Tuesday, March 23, 2010

Ex 32, 7-10 They have become depraved

(Ex 32, 7-10) They have become depraved

[7] With that, the LORD said to Moses, "Go down at once to your people, whom you brought out of the land of Egypt, for they have become depraved. [8] They have soon turned aside from the way I pointed out to them, making for themselves a molten calf and worshiping it, sacrificing to it and crying out, 'This is your God, O Israel, who brought you out of the land of Egypt!' [9] I see how stiff-necked this people is," continued the LORD to Moses. [10] "Let me alone, then, that my wrath may blaze up against them to consume them.

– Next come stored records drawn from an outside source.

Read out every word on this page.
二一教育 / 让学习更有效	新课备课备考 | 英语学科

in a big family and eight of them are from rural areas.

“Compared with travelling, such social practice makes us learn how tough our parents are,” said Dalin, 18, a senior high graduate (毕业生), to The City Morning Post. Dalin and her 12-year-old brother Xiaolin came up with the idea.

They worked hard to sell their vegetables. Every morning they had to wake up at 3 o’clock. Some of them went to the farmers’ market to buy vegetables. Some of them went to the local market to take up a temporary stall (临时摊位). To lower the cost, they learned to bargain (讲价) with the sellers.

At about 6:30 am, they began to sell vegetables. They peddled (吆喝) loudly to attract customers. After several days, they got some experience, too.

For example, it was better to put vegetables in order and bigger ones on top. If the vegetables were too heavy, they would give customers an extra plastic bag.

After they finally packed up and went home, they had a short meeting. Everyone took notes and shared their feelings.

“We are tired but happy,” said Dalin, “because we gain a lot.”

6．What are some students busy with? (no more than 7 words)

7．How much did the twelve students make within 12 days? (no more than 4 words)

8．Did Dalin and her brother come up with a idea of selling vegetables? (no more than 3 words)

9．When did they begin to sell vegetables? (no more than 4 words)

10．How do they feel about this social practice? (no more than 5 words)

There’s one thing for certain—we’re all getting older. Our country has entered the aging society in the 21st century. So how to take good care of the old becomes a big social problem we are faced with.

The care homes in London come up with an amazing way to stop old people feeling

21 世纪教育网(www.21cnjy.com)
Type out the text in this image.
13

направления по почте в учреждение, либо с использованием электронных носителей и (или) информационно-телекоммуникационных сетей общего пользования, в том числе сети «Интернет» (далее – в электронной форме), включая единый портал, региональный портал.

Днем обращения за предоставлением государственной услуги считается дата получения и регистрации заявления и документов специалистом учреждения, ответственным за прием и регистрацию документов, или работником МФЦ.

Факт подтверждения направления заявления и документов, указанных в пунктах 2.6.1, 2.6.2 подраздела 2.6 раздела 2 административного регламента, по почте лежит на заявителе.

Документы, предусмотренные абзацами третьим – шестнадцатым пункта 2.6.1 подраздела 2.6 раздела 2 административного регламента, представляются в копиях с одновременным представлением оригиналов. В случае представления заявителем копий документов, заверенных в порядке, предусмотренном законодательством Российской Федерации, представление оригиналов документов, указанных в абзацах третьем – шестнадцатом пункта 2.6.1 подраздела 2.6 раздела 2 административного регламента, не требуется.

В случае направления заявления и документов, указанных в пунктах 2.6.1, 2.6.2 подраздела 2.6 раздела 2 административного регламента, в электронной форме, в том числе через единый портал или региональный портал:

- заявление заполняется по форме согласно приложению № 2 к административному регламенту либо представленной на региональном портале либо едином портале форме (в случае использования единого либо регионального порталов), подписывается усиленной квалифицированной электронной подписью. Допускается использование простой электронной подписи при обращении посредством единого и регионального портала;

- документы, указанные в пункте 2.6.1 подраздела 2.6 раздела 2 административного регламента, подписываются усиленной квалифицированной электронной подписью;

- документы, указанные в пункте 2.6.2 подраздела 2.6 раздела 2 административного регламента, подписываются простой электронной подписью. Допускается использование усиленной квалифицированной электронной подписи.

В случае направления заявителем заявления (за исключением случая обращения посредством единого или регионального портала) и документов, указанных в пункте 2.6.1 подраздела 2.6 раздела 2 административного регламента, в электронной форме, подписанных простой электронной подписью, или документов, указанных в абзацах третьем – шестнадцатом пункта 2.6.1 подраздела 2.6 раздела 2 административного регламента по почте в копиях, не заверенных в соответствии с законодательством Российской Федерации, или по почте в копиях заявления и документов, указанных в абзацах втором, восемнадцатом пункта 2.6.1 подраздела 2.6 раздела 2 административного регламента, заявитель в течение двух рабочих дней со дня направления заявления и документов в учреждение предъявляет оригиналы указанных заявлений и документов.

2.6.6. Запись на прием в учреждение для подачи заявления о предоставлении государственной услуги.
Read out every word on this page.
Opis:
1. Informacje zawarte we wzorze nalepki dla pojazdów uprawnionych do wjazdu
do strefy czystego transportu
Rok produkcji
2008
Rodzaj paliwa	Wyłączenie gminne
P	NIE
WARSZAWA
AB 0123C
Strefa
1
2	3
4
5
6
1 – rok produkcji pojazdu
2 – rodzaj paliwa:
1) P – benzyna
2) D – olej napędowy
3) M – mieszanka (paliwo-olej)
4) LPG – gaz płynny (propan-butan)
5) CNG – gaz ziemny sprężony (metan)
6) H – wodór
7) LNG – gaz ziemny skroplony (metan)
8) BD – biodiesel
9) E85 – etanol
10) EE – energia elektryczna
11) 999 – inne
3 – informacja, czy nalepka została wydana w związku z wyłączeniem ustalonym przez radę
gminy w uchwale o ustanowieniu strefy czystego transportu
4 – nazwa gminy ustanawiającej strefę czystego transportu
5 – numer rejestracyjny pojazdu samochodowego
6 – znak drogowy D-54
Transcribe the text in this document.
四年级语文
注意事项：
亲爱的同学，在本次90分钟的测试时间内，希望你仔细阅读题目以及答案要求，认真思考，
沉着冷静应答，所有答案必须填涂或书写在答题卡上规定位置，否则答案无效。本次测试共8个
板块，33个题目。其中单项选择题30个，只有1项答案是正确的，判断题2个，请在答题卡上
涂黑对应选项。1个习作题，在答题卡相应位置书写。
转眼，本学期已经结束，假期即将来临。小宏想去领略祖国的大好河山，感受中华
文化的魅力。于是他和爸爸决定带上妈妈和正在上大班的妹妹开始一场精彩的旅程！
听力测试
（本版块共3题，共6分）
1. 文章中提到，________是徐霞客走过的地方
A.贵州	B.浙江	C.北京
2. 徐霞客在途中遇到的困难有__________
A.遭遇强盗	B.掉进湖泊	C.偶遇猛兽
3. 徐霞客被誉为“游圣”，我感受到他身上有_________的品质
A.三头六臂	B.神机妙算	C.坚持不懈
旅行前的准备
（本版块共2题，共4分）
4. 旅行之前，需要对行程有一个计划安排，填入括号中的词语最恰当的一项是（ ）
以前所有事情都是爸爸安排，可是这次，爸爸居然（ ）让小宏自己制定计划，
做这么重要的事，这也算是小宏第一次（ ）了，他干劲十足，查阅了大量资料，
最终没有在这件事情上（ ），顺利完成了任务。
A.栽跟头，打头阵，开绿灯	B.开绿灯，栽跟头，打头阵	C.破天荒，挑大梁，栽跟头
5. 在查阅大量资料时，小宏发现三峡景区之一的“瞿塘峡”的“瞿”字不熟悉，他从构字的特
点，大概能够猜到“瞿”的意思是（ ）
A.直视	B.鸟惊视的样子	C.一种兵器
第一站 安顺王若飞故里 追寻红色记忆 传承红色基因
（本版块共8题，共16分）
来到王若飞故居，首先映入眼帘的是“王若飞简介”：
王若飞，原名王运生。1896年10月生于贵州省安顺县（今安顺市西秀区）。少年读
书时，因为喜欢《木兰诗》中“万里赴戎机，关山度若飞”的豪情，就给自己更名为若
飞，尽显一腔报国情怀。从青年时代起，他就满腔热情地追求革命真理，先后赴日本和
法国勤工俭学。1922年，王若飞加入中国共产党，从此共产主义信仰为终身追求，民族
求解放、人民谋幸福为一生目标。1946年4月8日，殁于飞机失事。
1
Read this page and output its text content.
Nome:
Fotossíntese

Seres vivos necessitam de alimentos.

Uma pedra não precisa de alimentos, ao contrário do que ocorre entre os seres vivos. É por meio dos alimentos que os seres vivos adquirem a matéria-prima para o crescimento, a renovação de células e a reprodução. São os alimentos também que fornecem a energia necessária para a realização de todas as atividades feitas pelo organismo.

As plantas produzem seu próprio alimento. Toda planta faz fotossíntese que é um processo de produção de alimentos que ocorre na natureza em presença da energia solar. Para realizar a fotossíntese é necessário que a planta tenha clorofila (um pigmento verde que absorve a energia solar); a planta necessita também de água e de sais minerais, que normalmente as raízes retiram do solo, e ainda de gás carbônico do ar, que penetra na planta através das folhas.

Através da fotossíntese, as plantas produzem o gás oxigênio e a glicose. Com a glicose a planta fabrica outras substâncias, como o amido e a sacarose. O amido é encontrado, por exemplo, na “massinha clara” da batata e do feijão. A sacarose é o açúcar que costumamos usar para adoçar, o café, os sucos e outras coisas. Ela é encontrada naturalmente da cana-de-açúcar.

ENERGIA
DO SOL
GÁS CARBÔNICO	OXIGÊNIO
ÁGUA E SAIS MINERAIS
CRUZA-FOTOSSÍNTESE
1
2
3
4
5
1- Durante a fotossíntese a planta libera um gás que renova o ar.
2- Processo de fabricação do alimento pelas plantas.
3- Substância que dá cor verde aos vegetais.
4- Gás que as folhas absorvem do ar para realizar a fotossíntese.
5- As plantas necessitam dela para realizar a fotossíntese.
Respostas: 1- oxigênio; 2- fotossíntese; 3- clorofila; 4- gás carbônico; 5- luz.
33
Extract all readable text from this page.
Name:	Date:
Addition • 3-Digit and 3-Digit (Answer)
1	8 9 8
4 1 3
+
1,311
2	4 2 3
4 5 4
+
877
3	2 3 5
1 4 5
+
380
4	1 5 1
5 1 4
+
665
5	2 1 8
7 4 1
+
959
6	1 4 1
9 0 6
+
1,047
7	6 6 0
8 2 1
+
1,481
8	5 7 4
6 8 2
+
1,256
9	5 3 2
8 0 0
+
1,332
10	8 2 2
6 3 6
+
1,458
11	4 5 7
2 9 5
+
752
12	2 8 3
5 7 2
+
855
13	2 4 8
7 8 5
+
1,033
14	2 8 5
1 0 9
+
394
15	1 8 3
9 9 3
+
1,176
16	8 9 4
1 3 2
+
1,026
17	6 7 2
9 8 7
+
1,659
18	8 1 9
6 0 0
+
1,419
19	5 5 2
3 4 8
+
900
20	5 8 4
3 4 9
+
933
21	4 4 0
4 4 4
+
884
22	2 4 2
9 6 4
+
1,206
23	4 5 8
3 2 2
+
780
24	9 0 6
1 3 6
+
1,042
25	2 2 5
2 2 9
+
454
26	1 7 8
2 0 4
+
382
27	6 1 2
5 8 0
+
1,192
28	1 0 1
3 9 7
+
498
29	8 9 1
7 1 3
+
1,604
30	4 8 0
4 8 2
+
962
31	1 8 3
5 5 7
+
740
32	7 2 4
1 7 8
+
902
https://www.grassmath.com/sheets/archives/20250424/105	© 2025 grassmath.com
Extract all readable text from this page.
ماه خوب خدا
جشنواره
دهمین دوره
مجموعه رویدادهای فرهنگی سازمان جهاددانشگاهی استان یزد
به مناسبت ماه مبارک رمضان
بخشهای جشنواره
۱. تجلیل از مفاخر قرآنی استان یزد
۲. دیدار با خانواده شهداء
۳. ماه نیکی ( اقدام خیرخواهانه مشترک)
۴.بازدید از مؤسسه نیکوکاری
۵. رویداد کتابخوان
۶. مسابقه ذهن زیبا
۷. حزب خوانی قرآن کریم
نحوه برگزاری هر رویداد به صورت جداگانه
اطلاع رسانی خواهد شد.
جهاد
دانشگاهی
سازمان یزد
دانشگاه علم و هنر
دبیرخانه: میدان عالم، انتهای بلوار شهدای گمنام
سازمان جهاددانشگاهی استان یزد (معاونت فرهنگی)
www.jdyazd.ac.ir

Then I will make of you a great nation."

(CCC 2129) The divine injunction included the prohibition of every representation of God by the hand of man. Deuteronomy explains: "Since you saw no form on the day that the Lord spoke to you at Horeb out of the midst of the fire, beware lest you act corruptly by making a graven image for yourselves, in the form of any figure...." (Deut 4:15-16). It is the absolutely transcendent God who revealed himself to Israel. "He is the all," but at the same time "he is greater than all his works" (Sir 43:27-28). He is "the author of beauty" (Wis 13:3). (CCC 2130) Nevertheless, already in the Old Testament, God ordained or permitted the making of images that pointed symbolically toward salvation by the incarnate Word: so it was with the bronze serpent, the ark of the covenant, and the cherubim (Cf. Num 21:4-9; Wis 16:5-14; Jn 3:14-15; Ex 25:10-22; 1 Kings 6:23-28; 7:23-26).